Stamina, il No dei ricercatori italiani al nuovo comitato scientifico

Mauro FerrariContestato Mauro Ferrari per le sue dichiarazione alle “Iene”. Scrivono alla Lorenzin: “Comitato inutile”

Era lo scorso 28 dicembre quando il Ministro alla salute rendeva pubblici i nomi dei membri del nuovo comitato scientifico, che da lì a poco tempo avrebbe dovuto valutare l’efficacia del metodo Stamina e porre fine una volta per tutte alla vicenda. Ad un mese di tempo nulla è cambiato e del comitato scientifico non vi è stata nemmeno la costituzione ufficiale. E se è vero che i nomi ci sono, c’è da chiedersi il motivo dei tentennamenti del ministro Beatrice Lorenzin.

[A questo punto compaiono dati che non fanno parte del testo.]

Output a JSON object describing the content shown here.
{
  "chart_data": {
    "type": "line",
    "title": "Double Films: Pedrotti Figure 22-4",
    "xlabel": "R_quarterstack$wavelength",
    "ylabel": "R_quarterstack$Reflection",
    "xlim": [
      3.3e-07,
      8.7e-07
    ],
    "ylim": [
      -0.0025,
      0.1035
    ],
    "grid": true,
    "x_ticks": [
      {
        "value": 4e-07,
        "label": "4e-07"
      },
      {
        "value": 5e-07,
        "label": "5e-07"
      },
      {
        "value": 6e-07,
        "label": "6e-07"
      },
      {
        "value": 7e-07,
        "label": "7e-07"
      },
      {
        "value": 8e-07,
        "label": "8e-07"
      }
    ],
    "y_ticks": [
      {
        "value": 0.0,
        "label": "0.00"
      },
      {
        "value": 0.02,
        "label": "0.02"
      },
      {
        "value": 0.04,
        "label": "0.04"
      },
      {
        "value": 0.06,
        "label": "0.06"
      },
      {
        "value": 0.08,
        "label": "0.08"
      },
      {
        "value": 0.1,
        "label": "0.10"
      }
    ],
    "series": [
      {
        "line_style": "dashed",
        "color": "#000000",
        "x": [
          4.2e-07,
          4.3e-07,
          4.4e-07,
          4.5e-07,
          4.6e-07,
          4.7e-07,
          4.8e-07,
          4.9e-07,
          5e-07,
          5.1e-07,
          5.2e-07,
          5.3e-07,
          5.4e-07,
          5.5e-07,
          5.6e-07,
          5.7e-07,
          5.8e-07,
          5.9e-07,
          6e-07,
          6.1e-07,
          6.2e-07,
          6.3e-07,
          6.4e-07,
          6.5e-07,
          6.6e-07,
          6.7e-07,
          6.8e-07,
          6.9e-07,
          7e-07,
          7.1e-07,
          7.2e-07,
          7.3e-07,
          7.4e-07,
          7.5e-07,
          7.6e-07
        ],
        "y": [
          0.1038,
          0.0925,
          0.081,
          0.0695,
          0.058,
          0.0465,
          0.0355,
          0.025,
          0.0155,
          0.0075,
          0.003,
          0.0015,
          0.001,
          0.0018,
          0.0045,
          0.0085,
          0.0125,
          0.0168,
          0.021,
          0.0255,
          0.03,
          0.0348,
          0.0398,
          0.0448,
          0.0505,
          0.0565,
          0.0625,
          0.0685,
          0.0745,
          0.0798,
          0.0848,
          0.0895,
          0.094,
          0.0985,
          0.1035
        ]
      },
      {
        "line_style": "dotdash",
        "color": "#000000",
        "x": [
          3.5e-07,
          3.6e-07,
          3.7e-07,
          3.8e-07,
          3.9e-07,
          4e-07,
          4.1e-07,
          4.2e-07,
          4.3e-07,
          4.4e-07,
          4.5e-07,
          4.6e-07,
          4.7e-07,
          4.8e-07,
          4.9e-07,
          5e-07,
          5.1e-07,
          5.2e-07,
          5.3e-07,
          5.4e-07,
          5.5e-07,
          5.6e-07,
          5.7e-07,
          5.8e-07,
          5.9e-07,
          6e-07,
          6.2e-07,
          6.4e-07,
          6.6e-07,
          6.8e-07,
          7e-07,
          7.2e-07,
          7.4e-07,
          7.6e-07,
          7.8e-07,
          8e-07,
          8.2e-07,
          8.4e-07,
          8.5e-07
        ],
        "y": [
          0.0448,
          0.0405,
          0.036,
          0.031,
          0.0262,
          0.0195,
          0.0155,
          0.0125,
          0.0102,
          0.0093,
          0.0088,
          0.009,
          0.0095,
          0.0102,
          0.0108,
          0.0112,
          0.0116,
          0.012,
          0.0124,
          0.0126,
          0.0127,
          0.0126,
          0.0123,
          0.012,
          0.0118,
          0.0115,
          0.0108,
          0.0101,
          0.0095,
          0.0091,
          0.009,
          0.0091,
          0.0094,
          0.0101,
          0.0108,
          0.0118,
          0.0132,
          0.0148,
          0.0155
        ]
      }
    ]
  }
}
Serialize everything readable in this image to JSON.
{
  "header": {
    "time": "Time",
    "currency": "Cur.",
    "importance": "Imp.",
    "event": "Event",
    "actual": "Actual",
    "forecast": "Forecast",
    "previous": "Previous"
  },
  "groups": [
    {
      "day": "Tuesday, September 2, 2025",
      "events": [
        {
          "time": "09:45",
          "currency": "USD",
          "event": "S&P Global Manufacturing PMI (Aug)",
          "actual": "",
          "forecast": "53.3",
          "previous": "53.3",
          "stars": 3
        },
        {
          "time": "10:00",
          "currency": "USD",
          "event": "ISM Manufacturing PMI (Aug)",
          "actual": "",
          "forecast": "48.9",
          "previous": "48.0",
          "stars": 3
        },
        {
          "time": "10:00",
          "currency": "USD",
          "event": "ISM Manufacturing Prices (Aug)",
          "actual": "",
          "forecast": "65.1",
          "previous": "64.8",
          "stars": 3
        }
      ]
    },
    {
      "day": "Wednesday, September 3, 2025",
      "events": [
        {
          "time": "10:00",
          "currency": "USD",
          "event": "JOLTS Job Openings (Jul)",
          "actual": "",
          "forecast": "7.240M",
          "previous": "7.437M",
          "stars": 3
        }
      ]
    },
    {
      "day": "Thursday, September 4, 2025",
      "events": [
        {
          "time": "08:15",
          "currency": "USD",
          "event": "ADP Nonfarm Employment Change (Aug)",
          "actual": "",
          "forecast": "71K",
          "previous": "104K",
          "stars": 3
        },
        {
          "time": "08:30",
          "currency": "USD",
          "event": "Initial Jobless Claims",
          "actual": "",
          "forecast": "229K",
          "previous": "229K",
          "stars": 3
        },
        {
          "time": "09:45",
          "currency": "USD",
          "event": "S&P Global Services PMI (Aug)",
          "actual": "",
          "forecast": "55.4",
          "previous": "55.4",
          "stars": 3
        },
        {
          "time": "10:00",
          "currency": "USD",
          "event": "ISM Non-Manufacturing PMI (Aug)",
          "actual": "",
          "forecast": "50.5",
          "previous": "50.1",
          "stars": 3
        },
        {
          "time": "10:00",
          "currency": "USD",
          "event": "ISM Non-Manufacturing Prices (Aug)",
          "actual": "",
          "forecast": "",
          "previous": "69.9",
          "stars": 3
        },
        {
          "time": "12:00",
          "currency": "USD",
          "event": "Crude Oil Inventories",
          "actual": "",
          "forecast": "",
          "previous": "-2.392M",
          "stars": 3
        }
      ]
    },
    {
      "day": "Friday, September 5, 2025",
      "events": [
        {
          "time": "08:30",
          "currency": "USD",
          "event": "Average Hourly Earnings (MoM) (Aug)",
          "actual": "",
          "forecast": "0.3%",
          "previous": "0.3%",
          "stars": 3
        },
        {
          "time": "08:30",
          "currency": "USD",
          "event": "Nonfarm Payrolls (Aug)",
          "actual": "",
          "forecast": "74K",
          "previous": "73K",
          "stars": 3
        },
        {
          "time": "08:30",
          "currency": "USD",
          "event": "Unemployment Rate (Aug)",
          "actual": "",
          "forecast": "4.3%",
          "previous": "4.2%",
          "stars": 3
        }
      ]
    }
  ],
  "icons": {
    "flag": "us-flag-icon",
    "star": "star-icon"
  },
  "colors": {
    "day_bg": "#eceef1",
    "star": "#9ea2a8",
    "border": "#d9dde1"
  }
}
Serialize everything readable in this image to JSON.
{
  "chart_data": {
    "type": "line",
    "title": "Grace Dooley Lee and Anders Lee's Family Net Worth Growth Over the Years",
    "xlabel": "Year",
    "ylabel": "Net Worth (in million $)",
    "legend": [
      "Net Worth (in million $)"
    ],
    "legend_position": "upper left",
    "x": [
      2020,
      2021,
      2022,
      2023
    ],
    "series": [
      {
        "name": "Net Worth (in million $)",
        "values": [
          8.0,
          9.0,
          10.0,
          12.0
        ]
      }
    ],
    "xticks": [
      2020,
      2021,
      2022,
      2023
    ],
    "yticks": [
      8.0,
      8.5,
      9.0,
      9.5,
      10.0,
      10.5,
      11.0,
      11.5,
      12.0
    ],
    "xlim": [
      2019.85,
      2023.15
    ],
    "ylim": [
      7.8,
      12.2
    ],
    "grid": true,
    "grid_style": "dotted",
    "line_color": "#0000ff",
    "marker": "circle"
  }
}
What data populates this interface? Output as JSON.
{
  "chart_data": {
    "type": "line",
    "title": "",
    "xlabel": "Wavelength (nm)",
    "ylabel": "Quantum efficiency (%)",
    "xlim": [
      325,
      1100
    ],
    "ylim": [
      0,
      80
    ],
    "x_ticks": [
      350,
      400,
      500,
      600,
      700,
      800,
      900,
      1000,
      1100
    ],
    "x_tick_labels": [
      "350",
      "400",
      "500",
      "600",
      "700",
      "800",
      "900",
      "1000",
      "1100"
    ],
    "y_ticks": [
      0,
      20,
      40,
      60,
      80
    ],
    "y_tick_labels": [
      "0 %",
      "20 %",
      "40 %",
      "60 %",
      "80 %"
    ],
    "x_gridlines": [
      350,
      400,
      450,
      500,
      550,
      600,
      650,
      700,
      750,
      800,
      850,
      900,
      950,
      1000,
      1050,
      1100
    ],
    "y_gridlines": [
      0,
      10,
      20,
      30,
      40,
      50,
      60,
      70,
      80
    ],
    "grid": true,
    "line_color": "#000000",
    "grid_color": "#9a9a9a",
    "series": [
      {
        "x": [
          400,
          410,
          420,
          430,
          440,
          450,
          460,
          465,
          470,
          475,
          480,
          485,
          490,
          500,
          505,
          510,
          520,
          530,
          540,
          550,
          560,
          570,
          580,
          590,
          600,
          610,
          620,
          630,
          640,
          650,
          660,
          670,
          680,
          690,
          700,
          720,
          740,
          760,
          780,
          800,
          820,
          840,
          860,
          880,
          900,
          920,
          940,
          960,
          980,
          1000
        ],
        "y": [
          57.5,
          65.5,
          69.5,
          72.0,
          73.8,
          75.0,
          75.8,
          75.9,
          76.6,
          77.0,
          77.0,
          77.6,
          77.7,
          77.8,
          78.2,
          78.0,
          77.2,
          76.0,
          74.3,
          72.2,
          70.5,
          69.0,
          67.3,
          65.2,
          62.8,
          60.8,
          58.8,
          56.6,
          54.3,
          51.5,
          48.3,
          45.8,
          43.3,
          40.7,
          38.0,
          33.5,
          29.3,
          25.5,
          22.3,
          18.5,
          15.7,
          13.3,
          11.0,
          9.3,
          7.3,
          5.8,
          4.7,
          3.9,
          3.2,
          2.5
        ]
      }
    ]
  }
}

E’ bastato poco a riaccendere la fiamma delle polemiche su Stamina. L’intervista rilasciata alle Iene dal prossimo presidente del comitato, Mauro Ferrari, ha provocato le reazioni del mondo scientifico. A scrivere a Lorenzin è prima Paolo Bianco, direttore del Laboratorio Cellule Staminali dell’università la Sapienza di Roma, seguono poi anche i ricercatori italiani Silvio Garattini (direttore dell’Istituto Mario Negri di Milano), Giuseppe Remuzzi (Istituto Mario Negri di Bergamo), Gianluca Vago (rettore dell’università di Milano) e Alberto Zangrillo (presidente della seconda sessione del Consiglio Superiore di Sanità).

Ma chi è Mauro Ferrari. Uno scienziato di fama internazionale: professore presso il Weill Cornell Medical College di New York, Presidente della Alliance for NanoHealth, Presidente e CEO dello Houston Methodist Research Institute, vice presidente esecutivo dello Houston Methodist Hospital. Questo il curriculum del nuovo presidente del comitato scientifico in pectore che alle Iene tra le altre cose aveva dichiarato di volere un Comitato Stamina trasparente come una “casa di vetro”.

Il servizio di AdnKronos Salute.

E queste le contestazioni recapitate al ministro:

”Caro Ministro, siamo estremamente preoccupati per le prese di posizione del professor Mauro Ferrari, che ieri parlando di Stamina ha detto in televisione alle ‘Iene’ che si tratta del ‘primo caso importante di medicina rigenerativa in Italia’, che questa è un’occasione per l’Italia di permettere alla scienza di arrivare prima di tutti in clinica e di essere il traino per il mondo.” Questo è solo l’inizio della lettera con cui i ricercatori si scagliano contro Ferrari, scienziato emigrato negli Usa e considerato il ‘re’ delle nanotecnologie applicate alla medicina.

”Il sostegno di chi dovrebbe essere il prossimo presidente della nuova commissione – prosegue la lettera – a programmi televisivi che hanno contribuito a disinformare in spregio a leggi, scienza e buon senso, fa pensare che la vicenda Stamina, che dovrebbe chiudersi il più rapidamente possibile in base a fatti gravissimi che ormai sono sotto gli occhi di tutti, denunciati dalle stesse famiglie e oggetto di interventi giudiziari, possa in qualche modo riaprirsi e tornare a far discutere. Con tutto quello che questo può comportare di danno agli ammalati e al nostro Servizio Sanitario“.

”Il ministro dovrebbe astenersi dal nominare un comitato inutile per effetto di una sentenza grottesca.  Ferrari è indispensabile in Texas, ma certamente dispensabile qui. Ci si chiede chi abbia indicato al Ministro il suo nome e perché.” Ha dichiarato Paolo Bianco qualche giorno fa.

Il parere dei ricercatori e degli scienziati sembra essere più che univoco. Per loro il caso Stamina deve chiudersi qui, senza alcuna verifica, senza che né Mauro Ferrari né nessun altro incontri le famiglie dei pazienti in cura a Brescia e soprattutto senza la costituzione di alcun comitato scientifico.